The case then goes away, with or without a court decision favorable to the plaintiffs. But the governmental entity insists it does not owe attorneys’ fees to the plaintiffs, a standard practice in such cases, because it reversed course before the decision.
But now an appeals court is holding a governmental body accountable anyway, and has ordered those fees to be paid.
Officials with the Rutherford Institute say the 7-4 decision came in Stinnie V. Holcomb. There, the 4th U.S. Circuit Court of Appeals and said the Virginia Division of Motor Vehicles cannot escape paying those costs.
“If the government is allowed to avoid the financial liabilities associated with violating the Constitution, it will violate the Constitution for as long as it can get away with it,” said constitutional attorney John W. Whitehead, president of The Rutherford Institute and author of “Battlefield America: The War on the American People.”
“Such a practice cripples the ability of the citizenry, especially the poor and vulnerable, to effectively seek protection from the courts and hold the government accountable.”
The case focused on a state law that penalized drivers for failing to pay court fines and costs, which “often have nothing to do with road safety or driving infractions.”
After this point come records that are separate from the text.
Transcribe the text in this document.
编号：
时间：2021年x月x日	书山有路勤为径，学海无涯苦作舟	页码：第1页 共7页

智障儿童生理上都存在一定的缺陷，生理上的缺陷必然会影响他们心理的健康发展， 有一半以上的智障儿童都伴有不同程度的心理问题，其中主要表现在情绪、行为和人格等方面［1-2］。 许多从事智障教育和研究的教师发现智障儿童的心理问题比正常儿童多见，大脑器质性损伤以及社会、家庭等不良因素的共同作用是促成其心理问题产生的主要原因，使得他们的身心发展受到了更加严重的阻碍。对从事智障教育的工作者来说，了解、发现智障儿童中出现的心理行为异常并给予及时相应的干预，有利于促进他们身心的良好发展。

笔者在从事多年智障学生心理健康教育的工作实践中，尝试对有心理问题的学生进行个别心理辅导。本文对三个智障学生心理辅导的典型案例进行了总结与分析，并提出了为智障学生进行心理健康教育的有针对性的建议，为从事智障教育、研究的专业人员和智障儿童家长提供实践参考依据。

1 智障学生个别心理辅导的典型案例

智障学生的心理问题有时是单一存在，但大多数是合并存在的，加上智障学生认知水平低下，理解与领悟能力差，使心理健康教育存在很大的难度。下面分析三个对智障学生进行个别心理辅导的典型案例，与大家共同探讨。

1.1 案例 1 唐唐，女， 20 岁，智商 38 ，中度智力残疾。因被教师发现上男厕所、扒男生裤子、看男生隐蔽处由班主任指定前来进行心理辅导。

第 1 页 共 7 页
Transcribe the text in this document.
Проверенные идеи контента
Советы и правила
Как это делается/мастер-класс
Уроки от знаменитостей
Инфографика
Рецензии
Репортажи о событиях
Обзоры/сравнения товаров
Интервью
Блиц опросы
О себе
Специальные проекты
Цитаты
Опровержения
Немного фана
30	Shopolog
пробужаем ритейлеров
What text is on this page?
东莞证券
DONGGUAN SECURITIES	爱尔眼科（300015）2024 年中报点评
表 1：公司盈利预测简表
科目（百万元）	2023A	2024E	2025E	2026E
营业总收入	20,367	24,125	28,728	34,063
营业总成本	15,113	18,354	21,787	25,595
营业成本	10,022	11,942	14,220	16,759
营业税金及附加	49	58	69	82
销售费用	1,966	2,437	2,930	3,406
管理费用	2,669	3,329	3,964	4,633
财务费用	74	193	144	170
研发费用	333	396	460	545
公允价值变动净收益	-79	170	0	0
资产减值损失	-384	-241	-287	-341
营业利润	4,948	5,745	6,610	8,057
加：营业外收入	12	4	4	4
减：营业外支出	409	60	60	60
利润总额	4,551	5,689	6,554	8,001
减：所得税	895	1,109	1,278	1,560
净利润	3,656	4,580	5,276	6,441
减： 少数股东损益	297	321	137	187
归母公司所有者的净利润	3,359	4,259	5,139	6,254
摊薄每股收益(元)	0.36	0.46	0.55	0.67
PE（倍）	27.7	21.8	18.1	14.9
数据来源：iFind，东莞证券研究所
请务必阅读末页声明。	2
After the fight developed, the state adopted legislation overturning the practice, a move that took place before the case reached its conclusion in court.
Because of that, the DMV demanded that it could not be required to pay the attorneys’ fees for the winning side.
“A legal coalition including The Rutherford Institute, warned that allowing the DMV to avoid fiscal accountability would encourage further constitutional mischief by the government,” the report said.
The appeals court agreed, and said governmental decision-makers were now allowed to “game the system” that way.
“Damian Stinnie was among more than 900,000 people who had their driver’s licenses automatically suspended by the Virginia Department of Motor Vehicles (DMV) under a state law that penalizes drivers for failing to pay court fines and costs which often have nothing to do with road safety or driving infractions,” the institute reported.
“In July 2016, a lawsuit was filed against the DMV, alleging that the automatic suspensions violated the Fourteenth Amendment’s guarantees of due process and equal protection.
The complaint charged that many people lost their licenses through being too poor to pay fines, “effectively depriving them of reliable, lawful transportation necessary to get to and from work, take children to school, keep medical appointments, care for ill or disabled family members, or, paradoxically, to meet their financial obligations to the courts,” Rutherford explained.
The state’s decision to drop the program came shortly before a preliminary injunction was issued from a district court that banned the practice.
The government, “attempting to avoid any legal consequences for its constitutional violations … insisted that since the issue was resolved through legislation rather than a final court-ruling against the DMV, the government could not be required to pay the plaintiffs’ attorneys for their time working on the case,” the report said.